L’éclairage du Prémar

Vice-amiral d’escadre Olivier Lebas, préfet maritime de l’Atlantique

Le Tanio est un bon exemple des difficultés que pose le vieillissement des épaves. Après sa dépollution et le colmatage de ses orifices de coque dans les mois qui avaient suivi son naufrage, l’épave du Tanio n’a plus fait parler d’elle pendant des dizaines d’années. Mais la corrosion, les assauts du temps et des courants, sans compter les activités humaines comme la pêche aux arts traînants, ont provoqué sa fragilisation dans la durée et in fine l’apparition de nouvelles fuites. Des opérations de repérage et colmatage des orifices de coque ont été conduites par des moyens de la Marine avec l’expertise de la Cephismer et du Ceppol en septembre 2020. En parallèle, j’ai adopté un dispositif réglementaire proscrivant certaines activités de pêche sur l’épave afin de préserver l’intégrité de cette dernière.

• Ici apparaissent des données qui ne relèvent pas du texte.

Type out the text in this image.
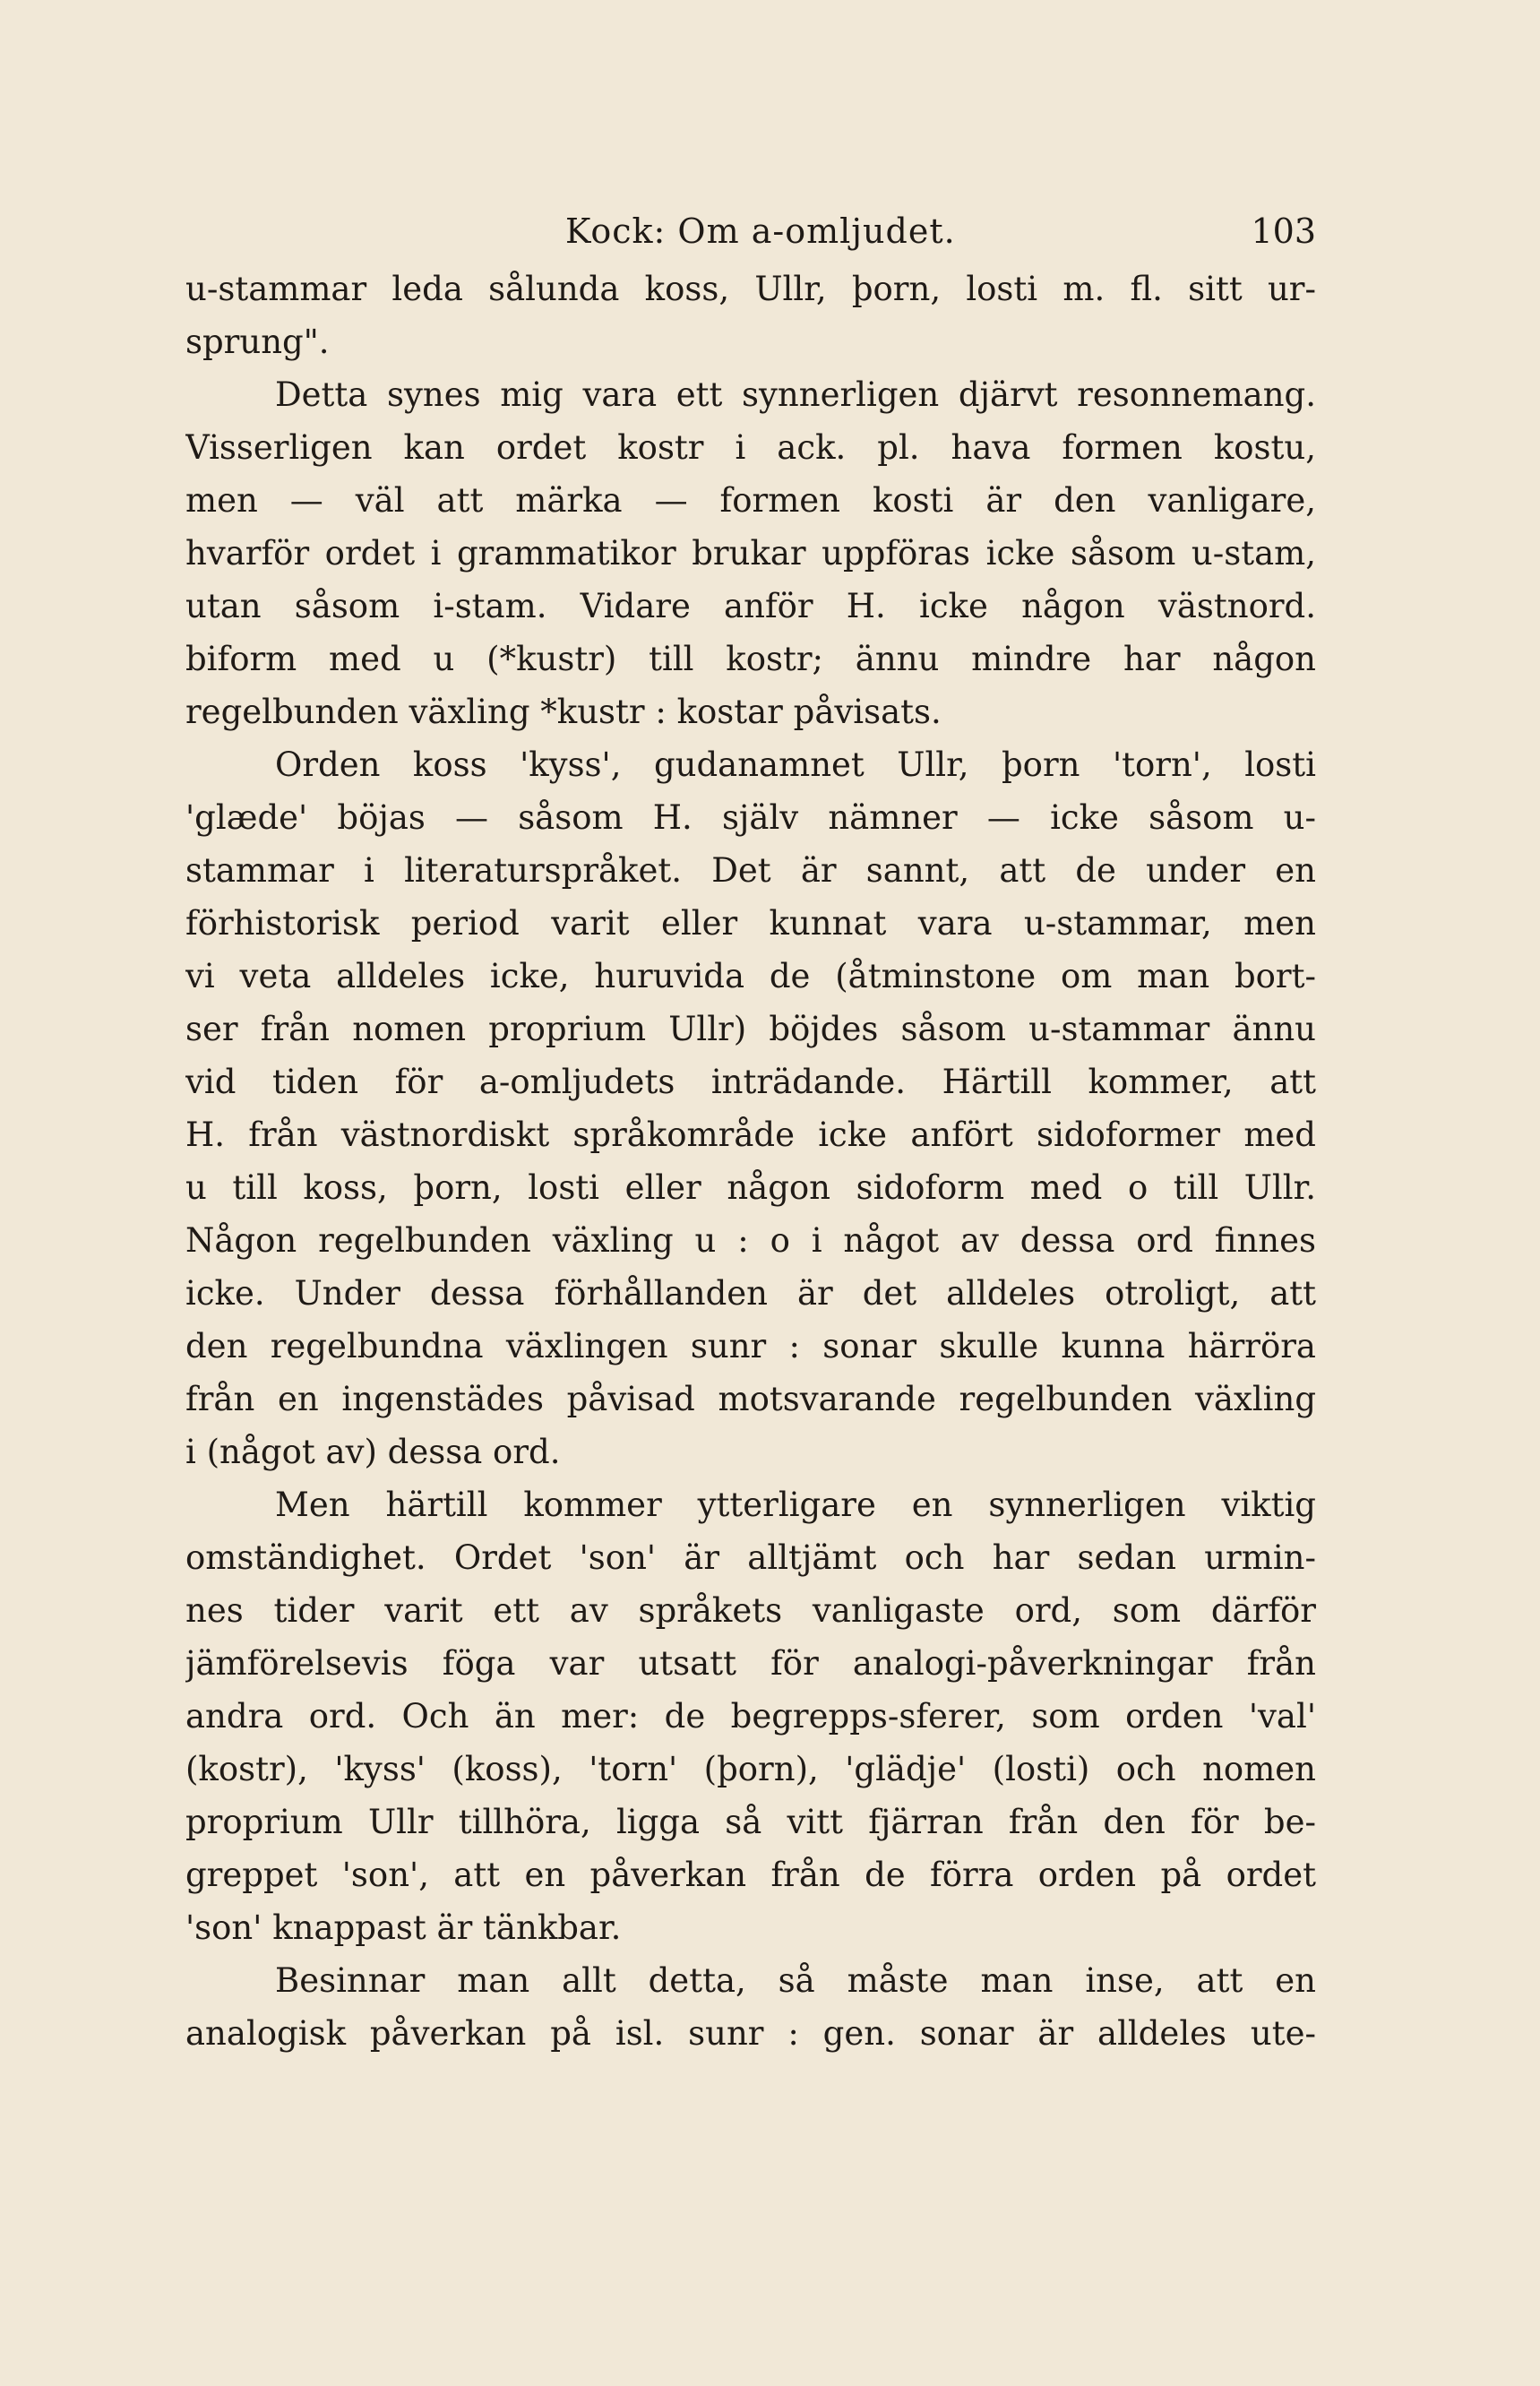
Kock: Om a-omljudet.	103
u-stammar leda sålunda koss, Ullr, þorn, losti m. fl. sitt ur-
sprung".
Detta synes mig vara ett synnerligen djärvt resonnemang.
Visserligen kan ordet kostr i ack. pl. hava formen kostu,
men — väl att märka — formen kosti är den vanligare,
hvarför ordet i grammatikor brukar uppföras icke såsom u-stam,
utan såsom i-stam. Vidare anför H. icke någon västnord.
biform med u (*kustr) till kostr; ännu mindre har någon
regelbunden växling *kustr : kostar påvisats.
Orden koss 'kyss', gudanamnet Ullr, þorn 'torn', losti
'glæde' böjas — såsom H. själv nämner — icke såsom u-
stammar i literaturspråket. Det är sannt, att de under en
förhistorisk period varit eller kunnat vara u-stammar, men
vi veta alldeles icke, huruvida de (åtminstone om man bort-
ser från nomen proprium Ullr) böjdes såsom u-stammar ännu
vid tiden för a-omljudets inträdande. Härtill kommer, att
H. från västnordiskt språkområde icke anfört sidoformer med
u till koss, þorn, losti eller någon sidoform med o till Ullr.
Någon regelbunden växling u : o i något av dessa ord finnes
icke. Under dessa förhållanden är det alldeles otroligt, att
den regelbundna växlingen sunr : sonar skulle kunna härröra
från en ingenstädes påvisad motsvarande regelbunden växling
i (något av) dessa ord.
Men härtill kommer ytterligare en synnerligen viktig
omständighet. Ordet 'son' är alltjämt och har sedan urmin-
nes tider varit ett av språkets vanligaste ord, som därför
jämförelsevis föga var utsatt för analogi-påverkningar från
andra ord. Och än mer: de begrepps-sferer, som orden 'val'
(kostr), 'kyss' (koss), 'torn' (þorn), 'glädje' (losti) och nomen
proprium Ullr tillhöra, ligga så vitt fjärran från den för be-
greppet 'son', att en påverkan från de förra orden på ordet
'son' knappast är tänkbar.
Besinnar man allt detta, så måste man inse, att en
analogisk påverkan på isl. sunr : gen. sonar är alldeles ute-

En tant que préfet maritime, j’ai à cœur que nous puissions mener à son terme la sécurisation de cette épave pour limiter au maximum son impact sur l’environnement marin.

Témoignage

Capitaine de frégate Raphaël Fachinetti, commandant du Centre d’expertises pratiques de lutte antipollution (Ceppol)

Lorsqu’en 2019 les hydrocarbures furent identifiés comme provenant du Tanio, la préfecture maritime a fait appel au Ceppol en tant que dépositaire du retour d’expérience. L’étude des rapports du chantier de dépollution menée en 1981 par la Comex6 a permis de comprendre pourquoi le pétrole refaisait surface. À l’époque, pour pomper les hydrocarbures retenus dans les cales, des vannes avaient été posées puis scellées sur la coque. Les épave étant en général très poissonneuses, les vannes ont fini par être arrachées par des engins de pêche. Forts de l’expérience du pompage des épaves du Peter Sif et du Laplace, notre rôle a été de conseiller la section intervention engin (SIE) de la Cephismer et le service logistique de la Marine (SLM) sur les modes d’action et la conception des engins qui devaient colmater les brèches. Après l’arrachage de 3 des 10 premières plaques posées en 2020, leur forme a été modifiée pour qu’elles présentent le moins d’aspérités possible. Ce fut vraiment un travail d’équipe avec la SIE et le SLM.

6. Compagnie maritime d’expertise fondée en septembre 1961 par Henri-Germain Delauze et spécialiste des interventions en plongée sous-marine.